Nifty witnessed a day of consolidation and closed with marginal gains. On the daily charts, we can observe that the Nifty for the whole day consolidated in the zone of 17,310-17,430 where crucial Fibonacci retracement level and the 40-day moving average is placed, said Jatin Gedia, Technical Research Analyst, Sharekhan by BNP Paribas.

“After a sharp up move in the last couple of trading sessions, consolidation is a healthy sign and also provides an opportunity to enter for those who have missed out. The hourly momentum indicator has triggered a negative crossover which is a sell signal. Considering that prices are trading around a hurdle level and the momentum indicator triggering a negative crossover can lead to consolidation,” he said.

On a sectoral front, Nifty Auto and PSU Bank indices surged more than a per cent, each, followed by Nifty Financial Services, Media, Realty, and Consumer Durable indices.
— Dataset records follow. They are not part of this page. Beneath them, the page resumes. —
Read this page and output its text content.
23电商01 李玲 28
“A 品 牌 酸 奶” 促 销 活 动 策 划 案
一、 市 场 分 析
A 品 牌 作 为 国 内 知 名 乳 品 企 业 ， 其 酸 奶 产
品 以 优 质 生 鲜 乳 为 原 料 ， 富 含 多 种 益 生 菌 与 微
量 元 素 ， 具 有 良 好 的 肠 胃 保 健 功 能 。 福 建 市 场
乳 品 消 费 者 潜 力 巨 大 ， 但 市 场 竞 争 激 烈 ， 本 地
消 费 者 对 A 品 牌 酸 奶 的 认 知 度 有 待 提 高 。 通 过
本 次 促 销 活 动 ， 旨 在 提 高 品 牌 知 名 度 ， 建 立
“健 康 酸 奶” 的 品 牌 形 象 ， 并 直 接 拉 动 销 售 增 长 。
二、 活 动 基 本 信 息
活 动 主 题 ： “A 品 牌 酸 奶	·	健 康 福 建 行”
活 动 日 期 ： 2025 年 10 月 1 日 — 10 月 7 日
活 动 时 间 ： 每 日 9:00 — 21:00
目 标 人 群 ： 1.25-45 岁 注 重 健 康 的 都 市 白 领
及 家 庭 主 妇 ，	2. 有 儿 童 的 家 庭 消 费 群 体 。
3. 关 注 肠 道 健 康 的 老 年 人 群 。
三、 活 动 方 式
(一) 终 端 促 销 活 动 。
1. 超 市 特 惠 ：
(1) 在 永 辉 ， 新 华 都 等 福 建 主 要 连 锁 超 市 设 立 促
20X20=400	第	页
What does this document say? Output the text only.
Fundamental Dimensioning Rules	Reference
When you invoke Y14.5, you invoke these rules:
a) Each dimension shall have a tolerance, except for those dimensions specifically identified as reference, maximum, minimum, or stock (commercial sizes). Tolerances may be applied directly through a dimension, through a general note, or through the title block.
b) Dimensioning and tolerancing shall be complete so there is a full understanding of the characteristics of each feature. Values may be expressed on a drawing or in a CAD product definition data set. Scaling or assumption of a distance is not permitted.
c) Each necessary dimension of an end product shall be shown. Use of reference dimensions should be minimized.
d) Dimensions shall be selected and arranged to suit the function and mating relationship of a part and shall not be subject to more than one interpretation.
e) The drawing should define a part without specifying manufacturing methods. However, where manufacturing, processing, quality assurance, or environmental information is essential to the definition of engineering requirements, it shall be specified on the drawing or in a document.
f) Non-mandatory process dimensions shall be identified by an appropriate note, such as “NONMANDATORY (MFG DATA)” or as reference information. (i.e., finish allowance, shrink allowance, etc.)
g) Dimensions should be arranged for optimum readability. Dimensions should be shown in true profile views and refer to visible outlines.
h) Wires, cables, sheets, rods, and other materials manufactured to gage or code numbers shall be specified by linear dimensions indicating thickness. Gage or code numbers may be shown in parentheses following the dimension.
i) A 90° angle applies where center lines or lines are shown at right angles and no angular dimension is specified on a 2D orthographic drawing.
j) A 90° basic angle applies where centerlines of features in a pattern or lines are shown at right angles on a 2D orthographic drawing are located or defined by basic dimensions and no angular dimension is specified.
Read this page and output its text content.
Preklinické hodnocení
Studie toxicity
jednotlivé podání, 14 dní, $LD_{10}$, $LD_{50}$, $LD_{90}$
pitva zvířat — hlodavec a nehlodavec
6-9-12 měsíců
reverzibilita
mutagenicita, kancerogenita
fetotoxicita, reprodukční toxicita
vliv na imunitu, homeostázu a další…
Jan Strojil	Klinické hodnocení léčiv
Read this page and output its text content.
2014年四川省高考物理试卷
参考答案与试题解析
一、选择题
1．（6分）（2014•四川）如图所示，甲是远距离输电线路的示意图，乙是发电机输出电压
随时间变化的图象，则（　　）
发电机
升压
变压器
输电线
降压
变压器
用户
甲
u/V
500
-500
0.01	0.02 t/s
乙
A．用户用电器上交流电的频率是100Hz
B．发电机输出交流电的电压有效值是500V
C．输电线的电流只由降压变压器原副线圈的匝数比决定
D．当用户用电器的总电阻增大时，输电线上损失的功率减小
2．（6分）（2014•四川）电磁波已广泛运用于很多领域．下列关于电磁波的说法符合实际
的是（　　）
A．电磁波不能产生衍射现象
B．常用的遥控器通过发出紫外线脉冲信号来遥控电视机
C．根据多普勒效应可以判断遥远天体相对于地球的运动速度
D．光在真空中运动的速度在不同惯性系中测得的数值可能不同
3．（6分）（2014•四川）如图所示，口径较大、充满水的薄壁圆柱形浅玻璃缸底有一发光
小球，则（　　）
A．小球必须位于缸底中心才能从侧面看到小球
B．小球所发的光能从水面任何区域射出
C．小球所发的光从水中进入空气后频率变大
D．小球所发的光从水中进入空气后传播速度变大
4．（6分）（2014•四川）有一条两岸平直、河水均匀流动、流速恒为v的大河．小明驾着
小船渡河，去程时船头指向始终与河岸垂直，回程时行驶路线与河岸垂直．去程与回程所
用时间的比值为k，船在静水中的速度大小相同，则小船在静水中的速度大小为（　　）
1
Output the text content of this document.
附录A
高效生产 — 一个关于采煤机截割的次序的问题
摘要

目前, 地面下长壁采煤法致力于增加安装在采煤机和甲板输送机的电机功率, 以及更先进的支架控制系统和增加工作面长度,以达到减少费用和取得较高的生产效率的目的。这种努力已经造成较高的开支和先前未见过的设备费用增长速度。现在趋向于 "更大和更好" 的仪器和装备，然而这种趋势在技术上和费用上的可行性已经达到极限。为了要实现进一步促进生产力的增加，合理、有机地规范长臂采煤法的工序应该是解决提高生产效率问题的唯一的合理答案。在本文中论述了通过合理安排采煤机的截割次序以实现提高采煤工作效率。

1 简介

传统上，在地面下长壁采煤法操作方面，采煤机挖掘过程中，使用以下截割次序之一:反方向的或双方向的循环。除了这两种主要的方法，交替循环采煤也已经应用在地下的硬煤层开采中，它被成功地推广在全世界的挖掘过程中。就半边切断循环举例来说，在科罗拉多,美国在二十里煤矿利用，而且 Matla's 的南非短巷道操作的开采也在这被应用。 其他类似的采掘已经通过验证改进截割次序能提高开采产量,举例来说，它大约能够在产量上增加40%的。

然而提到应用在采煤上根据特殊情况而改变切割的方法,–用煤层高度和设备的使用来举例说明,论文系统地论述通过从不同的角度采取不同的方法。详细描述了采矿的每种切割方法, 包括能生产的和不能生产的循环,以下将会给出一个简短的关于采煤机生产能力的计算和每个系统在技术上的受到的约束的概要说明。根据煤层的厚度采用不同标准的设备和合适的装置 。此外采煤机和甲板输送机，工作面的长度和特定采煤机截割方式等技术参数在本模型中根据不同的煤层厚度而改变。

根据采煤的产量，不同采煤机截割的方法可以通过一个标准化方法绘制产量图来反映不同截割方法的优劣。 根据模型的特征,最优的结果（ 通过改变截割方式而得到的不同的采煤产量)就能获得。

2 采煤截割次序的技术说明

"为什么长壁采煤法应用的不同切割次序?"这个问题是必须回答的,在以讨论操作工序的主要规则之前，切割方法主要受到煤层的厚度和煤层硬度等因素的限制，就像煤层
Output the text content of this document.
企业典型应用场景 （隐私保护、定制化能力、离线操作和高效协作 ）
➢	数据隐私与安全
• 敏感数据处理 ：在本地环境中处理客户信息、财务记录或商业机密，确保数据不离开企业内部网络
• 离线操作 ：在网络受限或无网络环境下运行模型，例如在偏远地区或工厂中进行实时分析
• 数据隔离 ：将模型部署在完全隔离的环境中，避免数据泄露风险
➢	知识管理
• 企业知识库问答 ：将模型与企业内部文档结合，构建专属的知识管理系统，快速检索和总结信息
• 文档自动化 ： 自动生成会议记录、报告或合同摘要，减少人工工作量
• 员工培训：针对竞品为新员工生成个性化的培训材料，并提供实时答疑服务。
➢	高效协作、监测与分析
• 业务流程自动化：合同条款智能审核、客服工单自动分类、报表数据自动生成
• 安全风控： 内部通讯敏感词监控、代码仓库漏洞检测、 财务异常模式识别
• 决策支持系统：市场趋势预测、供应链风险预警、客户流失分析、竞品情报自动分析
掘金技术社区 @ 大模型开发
On the downside, only Nifty Oil & Gas, Metal, IT and FCMG indices settled in the red.

On the Nifty 50, Hero MotoCorp led the gainers with a 3 per cent rally, followed by Coal India, Bajaj Auto and Maruti Suzuki. Divis Labs, ONGC, Eicher Motors and Bajaj Finance rose 2 per cent each. UPL, Bharti Airtel and NTPC too were among the top gainers.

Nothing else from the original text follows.